Performance
fastdid
is magnitudes faster than did, and 15x faster than
the fastest alternative DiDforBigData (dfbd
for short) for large dataset. fastdid also uses less memory. Here is a
comparison of run time for fastdid, did, and dfbd using a panel of 10
periods and varying samples sizes.
Unfortunately, the Author’s computer fails to run did at 1 million units. For a rough idea, DiDforBigData is about 100x faster than did in Bradley Setzler’s benchmark. Other staggered DiD implementations are even slower than did.
For memory:
For the benchmark, a baseline group-time ATT is estimated with no
covariates control, no bootstrap, and no explicit parallelization.
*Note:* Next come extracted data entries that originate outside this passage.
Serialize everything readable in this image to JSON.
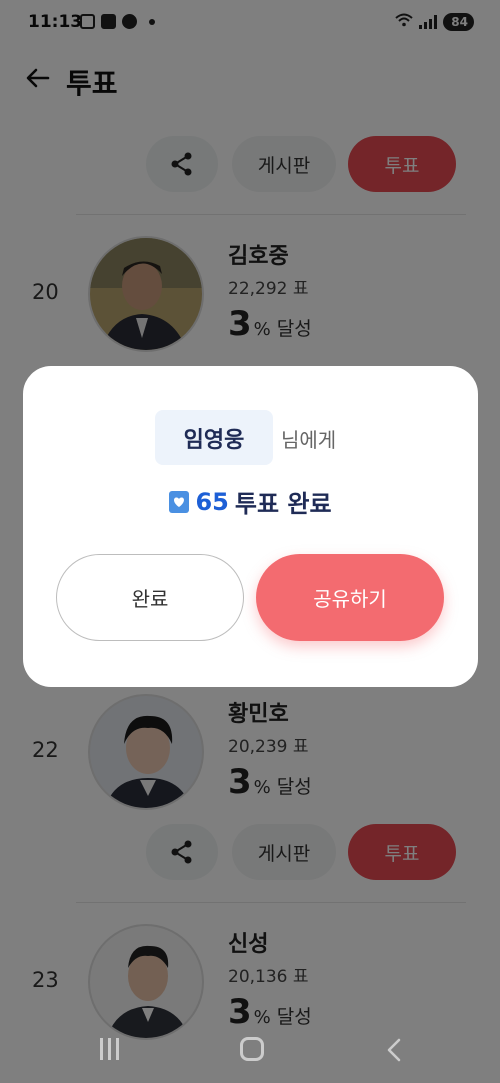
{
  "status_bar": {
    "time": "11:13",
    "battery": "84"
  },
  "header": {
    "title": "투표"
  },
  "actions": {
    "board_label": "게시판",
    "vote_label": "투표"
  },
  "ranking": [
    {
      "rank": "20",
      "name": "김호중",
      "votes": "22,292 표",
      "percent": "3",
      "percent_symbol": "%",
      "percent_label": "달성"
    },
    {
      "rank": "22",
      "name": "황민호",
      "votes": "20,239 표",
      "percent": "3",
      "percent_symbol": "%",
      "percent_label": "달성"
    },
    {
      "rank": "23",
      "name": "신성",
      "votes": "20,136 표",
      "percent": "3",
      "percent_symbol": "%",
      "percent_label": "달성"
    }
  ],
  "modal": {
    "recipient": "임영웅",
    "recipient_suffix": "님에게",
    "vote_count": "65",
    "result_label": "투표 완료",
    "done_label": "완료",
    "share_label": "공유하기"
  },
  "colors": {
    "vote_red": "#e94a52",
    "share_pink": "#f36b70",
    "result_blue": "#1d5fd6",
    "chip_bg": "#edf3fb"
  }
}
Computing time is measured by microbenchmark
and peak RAM
by peakRAM
.
Validitiy
Before each release, we conduct tests to ensure the validity of
estimates from fastdid
.
Basics: comparison with did
For features included in CS, fastdid
maintains a maximum
of 1% difference from results from the did
package. This
margin of error is mostly for bootstrapped results due to its inherent
randomess. For point estimates, the difference is smaller than 1e-12,
and is most likely the result of floating-point
error. The relevant test files are compare_est.R.
Extensions: coverage test
For features not included in CS, fastdid
maintains that
the 95% confidence intervals have a coverage rate between 94% and
96%.
The coverage rate is calculated by running 200 iterations. In each iteration, we test whether the confidence interval estimated covers the group-truth values. We then average the rate across iterations. Due to the randomness of coverage, the realized coverage fall outside of the thresholds in about 1% of the time. The relevant test file is coverage.R.
Experimental Features: not tested
As an attempt to balance the validity and flexibility of
fastdid
, “experimental features” is introduced in version
0.9.4. These features will be less tested and documented, and it is
generally advised to not use them unless the user know what they and the
package are doing. These experimental features can be accessed via the
exper
argument. For example, to use the
filtervar
feature, call
fastdid(..., exper = list(filtervar = "FF"))
.
The current list of experimental features are
-
max_control_cohort_diff
: limit the max cohort difference between treated and control group -
filtervar
,filtervar_post
: limit the units being used as treated and control group with a potentially-time-varying variable in base (post) period -
only_balance_2by2
: only require observations to have non-NA values within each 2 by 2 DiD, instead of throughout all time periods. Can be an alternative way of dealing with unbalanced panel by filling the missing periods with NAs. Not recommended as CS only haveallow_unbalance_panel
, which uses a repeated cross-section 2 by 2 DiD estimator. -
custom_scheme
: aggregate to user-defined parameters
Comparison with did
As the name suggests, fastdid’s goal is to be fast did. Besides performance, here are some comparisons between the two packages.
Estimator
fastdid’s estimators is identical to
did’s. As the performance gains mostly come from
efficient data manipulation, the key estimation implementations are
analogous. For example, 2x2 DiD (estimate_did.R
and
DRDID::std_ipw_did_panel
), influence function from weights
(aggregate_gt.R/get_weight_influence
,
compute.aggte.R/wif
), and multiplier bootstrap
(get_se.R
and mboot.R
).
Interface
fastdid should feel similar to att_gt
.
But there are a few differences:
Control group option:
fastdid | did | control group used |
---|---|---|
both | notyettreated | never-treated + not-yet-but-eventually-treated |
never | nevertreated | never-treated |
notyet | not-yet-but-eventually-treated |
Aggregated parameters: fastdid
aggregates in the same
function.
fastdid | did |
---|---|
group_time | no aggregation |
dynamic | dynamic |
time | calendar |
group | group |
simple | simple |